Birleşmiş Milletler’in kurulmasından ve insan hakları alanında çeşitli uluslararası sözleşmelerin kabulünden sonra, insan hakları, artık uluslararası hukukun bir parçası oldu. 17 Mart 1948’de Brüksel’de Batı Avrupa Birliği Antlaşması’nı imzalayan beş ülke, insan haklarına olan bağlılıklarını açıkça belirtmişlerdi. Bu düşüncelerden hareket ederek, Brüksel Antlaşması’ndan kısa bir süre sonra Avrupa ülkeleri arasında İnsan Haklarına ve Temel Hürriyetlere saygı esasına dayanan Avrupa Konseyi’nin hazırlık çalışmaları başladı ve daha önce benzeri bulunmayan bu örgüt, 1949 yılının Mayıs ayında Strasbourg’ta kuruldu. Bu örgüt çerçevesinde, ilk defa bir Avrupa Parlamenter Asamblesi de oluşturuldu. 4 Kasım 1950’de Roma’da Avrupa İnsan Hakları Sözleşmesi imzalandı. İnsan Hakları Komisyonu ile İnsan Hakları Divanı kuruldu. 1 Kasım 1998’de, bu iki kuruluş birleştirildi ve Avrupa İnsan Hakları Divanı adı ile çalışmalarını sürdürdü. İnsan yaşamını tehdit eden sadece savaşlar ve çatışmalar da değildi. İnsanların yaşama hakkını tehdit eden tehlikelerin belki de en büyüğü açlık tehlikesiydi. Birleşmiş Milletler Çocuk Fonu UNICEF’in yaptığı bir araştırmaya göre, bugün bile hala her saat başı 1.000 çocuk, kolaylıkla önlenebilecek hastalıklar ve açlık nedeniyle ölmektedir. Oysa İnsan Hakları Evrensel Beyannamesi’nin 25. maddesi, insanların açlık ve hastalıklardan korunması için temel bazı haklara sahip olduğunu belirtmektedir. Bu nedenle, bu alanda da birçok sözleşme yapılmıştır. Savaşı izleyen yıllarda Avrupa’daki sosyal sorunlar yoğun olduğu için, 1961 yılında Torino’da imzalanan Avrupa Sosyal Yasası ile sosyal haklar için belirli normlar saptandı ve kurallar konuldu. Buna “Avrupa Sosyal Şartı” adı verildi. Devletler, bu şartların tamamına uymakta zorunlu olmasalar da, şartların bir bölümünün zorunlu olması sayesinde Avrupa’da sosyal haklar hızla gelişti. 1996’da yeni bir Avrupa Sosyal Şartı Strasbourg’ta imzalandı ve zorunlu maddeler genişletildi.

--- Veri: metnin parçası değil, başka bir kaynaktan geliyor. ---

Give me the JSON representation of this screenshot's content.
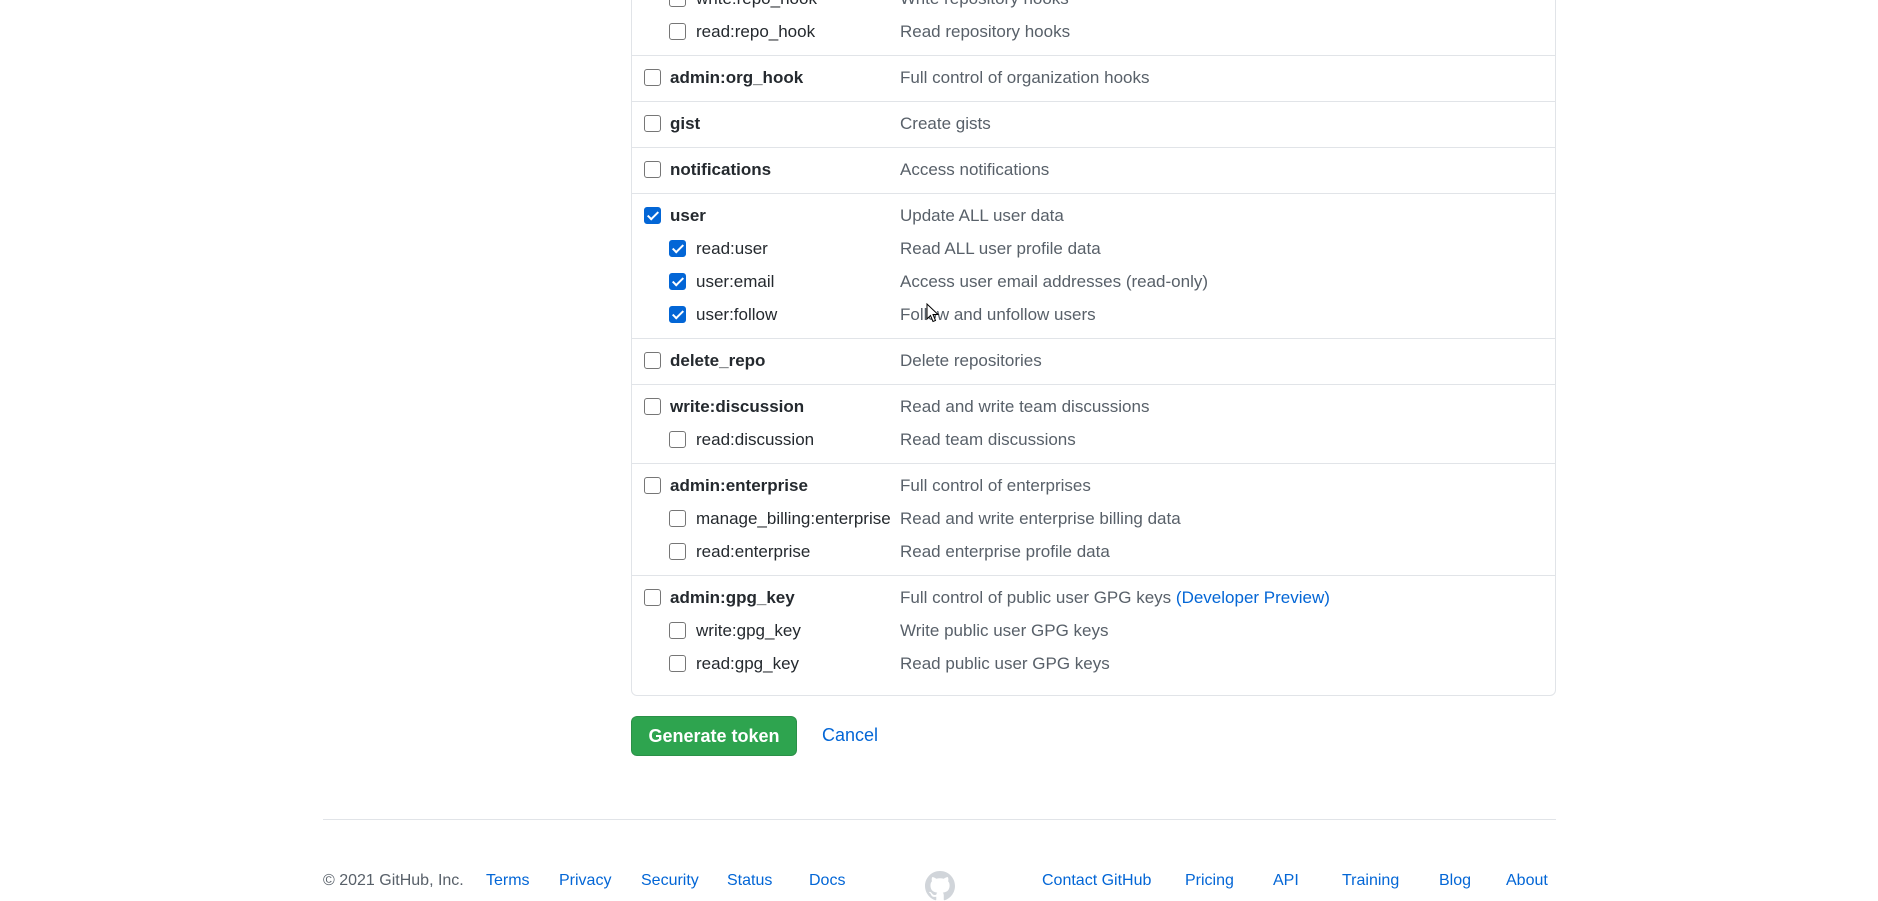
{
  "scopes": [
    {
      "name": "",
      "desc": "",
      "checked": false,
      "children": [
        {
          "name": "write:repo_hook",
          "desc": "Write repository hooks",
          "checked": false
        },
        {
          "name": "read:repo_hook",
          "desc": "Read repository hooks",
          "checked": false
        }
      ]
    },
    {
      "name": "admin:org_hook",
      "desc": "Full control of organization hooks",
      "checked": false,
      "children": []
    },
    {
      "name": "gist",
      "desc": "Create gists",
      "checked": false,
      "children": []
    },
    {
      "name": "notifications",
      "desc": "Access notifications",
      "checked": false,
      "children": []
    },
    {
      "name": "user",
      "desc": "Update ALL user data",
      "checked": true,
      "children": [
        {
          "name": "read:user",
          "desc": "Read ALL user profile data",
          "checked": true
        },
        {
          "name": "user:email",
          "desc": "Access user email addresses (read-only)",
          "checked": true
        },
        {
          "name": "user:follow",
          "desc": "Follow and unfollow users",
          "checked": true
        }
      ]
    },
    {
      "name": "delete_repo",
      "desc": "Delete repositories",
      "checked": false,
      "children": []
    },
    {
      "name": "write:discussion",
      "desc": "Read and write team discussions",
      "checked": false,
      "children": [
        {
          "name": "read:discussion",
          "desc": "Read team discussions",
          "checked": false
        }
      ]
    },
    {
      "name": "admin:enterprise",
      "desc": "Full control of enterprises",
      "checked": false,
      "children": [
        {
          "name": "manage_billing:enterprise",
          "desc": "Read and write enterprise billing data",
          "checked": false
        },
        {
          "name": "read:enterprise",
          "desc": "Read enterprise profile data",
          "checked": false
        }
      ]
    },
    {
      "name": "admin:gpg_key",
      "desc": "Full control of public user GPG keys",
      "desc_link": "(Developer Preview)",
      "checked": false,
      "children": [
        {
          "name": "write:gpg_key",
          "desc": "Write public user GPG keys",
          "checked": false
        },
        {
          "name": "read:gpg_key",
          "desc": "Read public user GPG keys",
          "checked": false
        }
      ]
    }
  ],
  "actions": {
    "generate_label": "Generate token",
    "cancel_label": "Cancel"
  },
  "footer": {
    "copyright": "© 2021 GitHub, Inc.",
    "left_links": [
      "Terms",
      "Privacy",
      "Security",
      "Status",
      "Docs"
    ],
    "right_links": [
      "Contact GitHub",
      "Pricing",
      "API",
      "Training",
      "Blog",
      "About"
    ],
    "logo_icon": "github-mark-icon"
  },
  "colors": {
    "accent": "#0366d6",
    "primary_button": "#2ea44f",
    "border": "#e1e4e8",
    "muted_text": "#586069"
  }
}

Birleşmiş Milletler çerçevesinde imzalanan Uluslararası Ekonomik, Sosyal ve Kültürel Haklar Sözleşmesi, evrensel düzeyde ekonomik ve sosyal hakları düzenleyen çok önemli bir metindir. İnsan hakları alanında en temel belgelerden biri sayılan bu sözleşme, 1966 yılında imzaya açıldı ancak birçok devlet sözleşmeyi imzalamakta pek acele etmedi. Türkiye de, benzer şekilde bu sözleşmeyi ancak 2000 yılında imzalamıştır. Ayrıca anlaşmayı imzalayan bazı ülkeler, imzalarının yanında birtakım rezervler koymuşlardır. Örneğin, Fransa ve İngiltere, bu sözleşmede sözü edilen self-determinasyon hakkı ile BM Yasası’nın aynı konuyu düzenleyen hükümleri arasında bir uyuşmazlık olursa, bu sözleşmeyi değil, BM Yasası’nı uygulayacaklarını söylüyorlar. Belçika da, aynı sözleşmeye koyduğu rezervde, ulusal kökene göre ayrım yapılamayacağına ilişkin kuralın, devletlerin vatandaşlarla yabancılara eşit haklar tanıyacağı anlamına gelmediği görüşünü savunmaktadır.

Diplomasi ve Basın
Özellikle 20. yüzyılın ortalarından itibaren kamuoyunun  giderek artan ölçüde dış ilişkilerde etkili olduğu, devletlerin sık sık kamuoyunun eğilimlerine göre hareket ettikleri görülüyor. Walter Lippmann gibi bazı düşünürler, kamuoyunun siyasete ve dış politikaya dâhil edilmesinin riskli olduğunu, zira kamuoyunun daima radikal çözümden yana olduğunu ileri sürüyor. İkinci Dünya Savaşı öncesi yaşananlar Lippmann’ı doğruluyor. Ancak aksi örnekler de bulmak mümkün. Evvelce daha çok kapalı kapılar ardında yürütülen dış politika konuları, artık kamuoyunda açıkça tartışılıyor. Politikacılar, çoğu zaman yabancı ülkeleri rahatsız edici kararlar aldıkları zaman, bunu basının ve kamuoyunun baskısıyla açıklıyorlar. Bugün, basın, dış politikanın da önemli bir unsuru haline gelmiş durumda (kamuoyu diplomasisi).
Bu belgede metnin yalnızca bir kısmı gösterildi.